The flaw with Walt, as is so often the case, is that he fundamentally believes that most states, and indeed most organizations are merely security seeking, that is to say that all they really want is to keep on doing what they are doing without interference. Although he does not explicitly state so in these articles, he is a well known and perhaps even the leading advocate of Defensive Realism.
In the Afghanistan case, this is fatal in several ways:
1) Even assuming that the Taliban and any Taliban inspired successor state are merely security seeking, their very presence in the region is destabilizing, as proven by how things were prior to 9/11. Neither Pakistan (as long as it is secular, but with large Islamist contigents), nor Shi'ite Iran can allow a Salafi regime exist unmolested in their neighborhood, to say nothing of Kyrgyzstan, Tajikistan, Kazakstan, or Uzbekistan, which all have their own problems.
2) There is reason to believe that the Taliban, even if they have no designs on attacking the U.S., are more than security seeking insofar as they also wish to convert Pakistan to a Islamic state. Witness the seizure of Swat Valley. If Pakistan became a "Taliban" state, then we would have a Pashtun-Islamist Nuclear Superstate in Central Asia.

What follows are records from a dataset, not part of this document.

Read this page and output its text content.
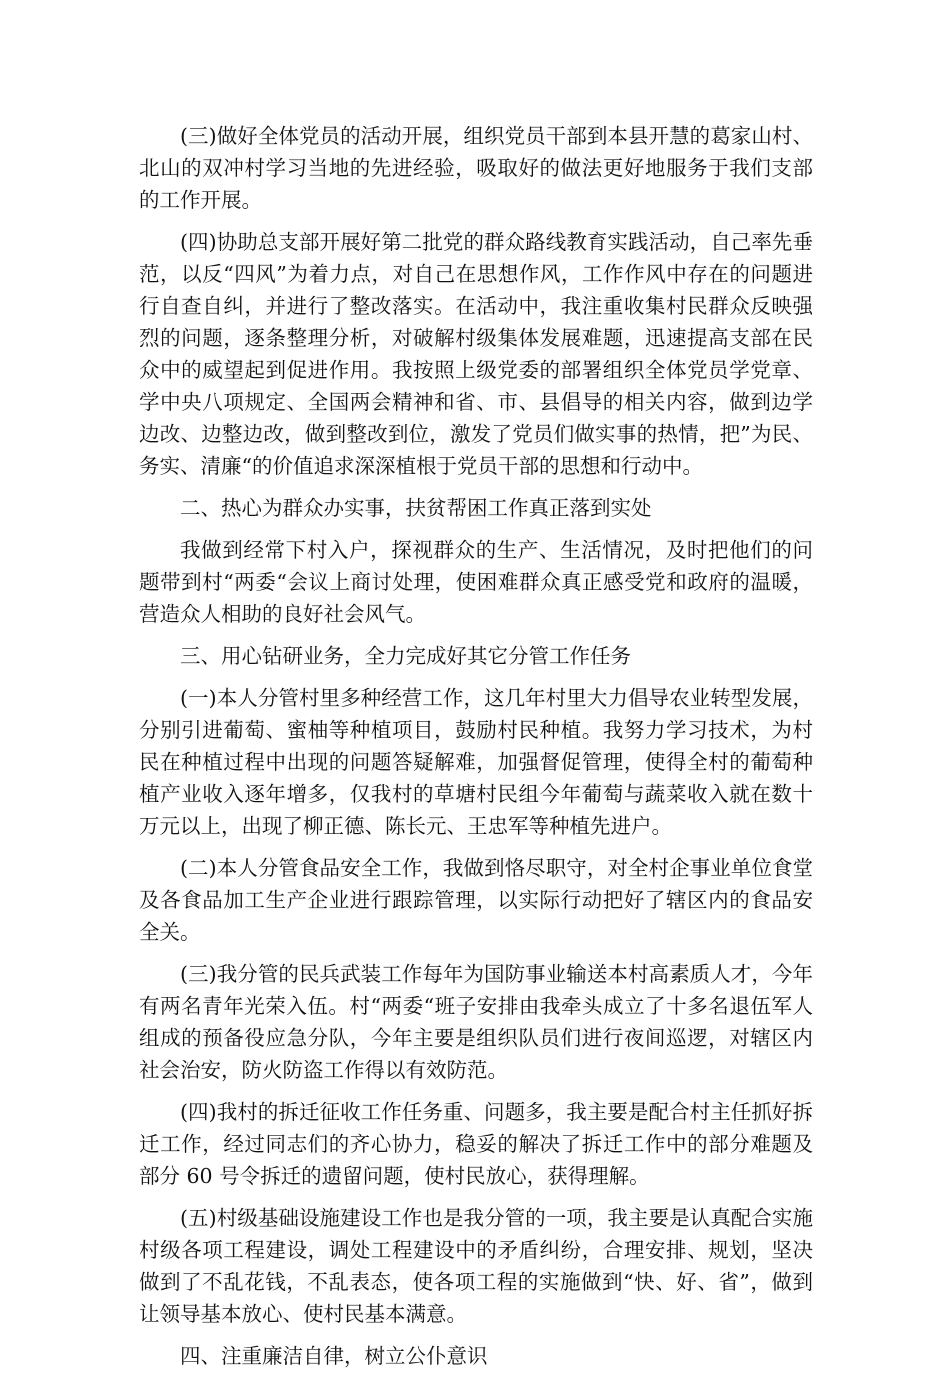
(三)做好全体党员的活动开展，组织党员干部到本县开慧的葛家山村、北山的双冲村学习当地的先进经验，吸取好的做法更好地服务于我们支部的工作开展。

(四)协助总支部开展好第二批党的群众路线教育实践活动，自己率先垂范，以反“四风”为着力点，对自己在思想作风，工作作风中存在的问题进行自查自纠，并进行了整改落实。在活动中，我注重收集村民群众反映强烈的问题，逐条整理分析，对破解村级集体发展难题，迅速提高支部在民众中的威望起到促进作用。我按照上级党委的部署组织全体党员学党章、学中央八项规定、全国两会精神和省、市、县倡导的相关内容，做到边学边改、边整边改，做到整改到位，激发了党员们做实事的热情，把”为民、务实、清廉“的价值追求深深植根于党员干部的思想和行动中。

二、热心为群众办实事，扶贫帮困工作真正落到实处

我做到经常下村入户，探视群众的生产、生活情况，及时把他们的问题带到村“两委“会议上商讨处理，使困难群众真正感受党和政府的温暖，营造众人相助的良好社会风气。

三、用心钻研业务，全力完成好其它分管工作任务

(一)本人分管村里多种经营工作，这几年村里大力倡导农业转型发展，分别引进葡萄、蜜柚等种植项目，鼓励村民种植。我努力学习技术，为村民在种植过程中出现的问题答疑解难，加强督促管理，使得全村的葡萄种植产业收入逐年增多，仅我村的草塘村民组今年葡萄与蔬菜收入就在数十万元以上，出现了柳正德、陈长元、王忠军等种植先进户。

(二)本人分管食品安全工作，我做到恪尽职守，对全村企事业单位食堂及各食品加工生产企业进行跟踪管理，以实际行动把好了辖区内的食品安全关。

(三)我分管的民兵武装工作每年为国防事业输送本村高素质人才，今年有两名青年光荣入伍。村“两委“班子安排由我牵头成立了十多名退伍军人组成的预备役应急分队，今年主要是组织队员们进行夜间巡逻，对辖区内社会治安，防火防盗工作得以有效防范。

(四)我村的拆迁征收工作任务重、问题多，我主要是配合村主任抓好拆迁工作，经过同志们的齐心协力，稳妥的解决了拆迁工作中的部分难题及部分 60 号令拆迁的遗留问题，使村民放心，获得理解。

(五)村级基础设施建设工作也是我分管的一项，我主要是认真配合实施村级各项工程建设，调处工程建设中的矛盾纠纷，合理安排、规划，坚决做到了不乱花钱，不乱表态，使各项工程的实施做到“快、好、省”，做到让领导基本放心、使村民基本满意。

四、注重廉洁自律，树立公仆意识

3) Even if the Taliban fails to seize power in Pakistan, as actually seems likely, the biggest threat for training camps and safe havens is not attacks against the US, but attacks against China, India, and Pakistan. All three countries have significant Muslim minorities/groups, and are nuclear powers. Indeed, there are more nuclear states within driving distance from Kabul than from Berlin. While there may be reason to doubt that the US would be their target in any meaningful timeframe there are already Salafist groups operating in all three countries, and we have every reason to believe that at least in Pakistan and India there are direct and indirect ties between those groups and the Taliban.
These three reasons are not proof that the war is a war of necessity for the United States, but it is proof that the war is necessary for a super-power. It is no secret that many realists, and many political scientists believe that the doctrine of primacy (i.e. holding on to superpower status) is a case of the juice not being worth the squeeze. However, such ideas are not common in the American Foreign Policy community. If the U.S. were to abandon Afghanistan, it would be exatly like Britain abandoning Greece in the opening hours of the Cold War. In essence, we would be signalling to the world that we are abandoning all pretence of Superpower status, leaving areas like Central Asia to the Great Powers of the region, and becoming one great power among many.
This all goes unsaid, because the President and his staff neither wish to seem like they are pursuing the same strategy as Pres. Bush, nor do they wish to admit that if they abandon Afghanistan, they have essentially presided over the demise of the American "Empire". Walt, for his part, knows that even outside of the United States, in spite of protestations to the contrary, the idea of the return to multipolarity is not popular, because most countries are freeriding off the US. Therefore he cannot openly say "we need to accept that we are no longer a superpower". Even returning to a position of hegemonic offshore balancer seems like a step down from the titanic power the US has had for the past twenty years.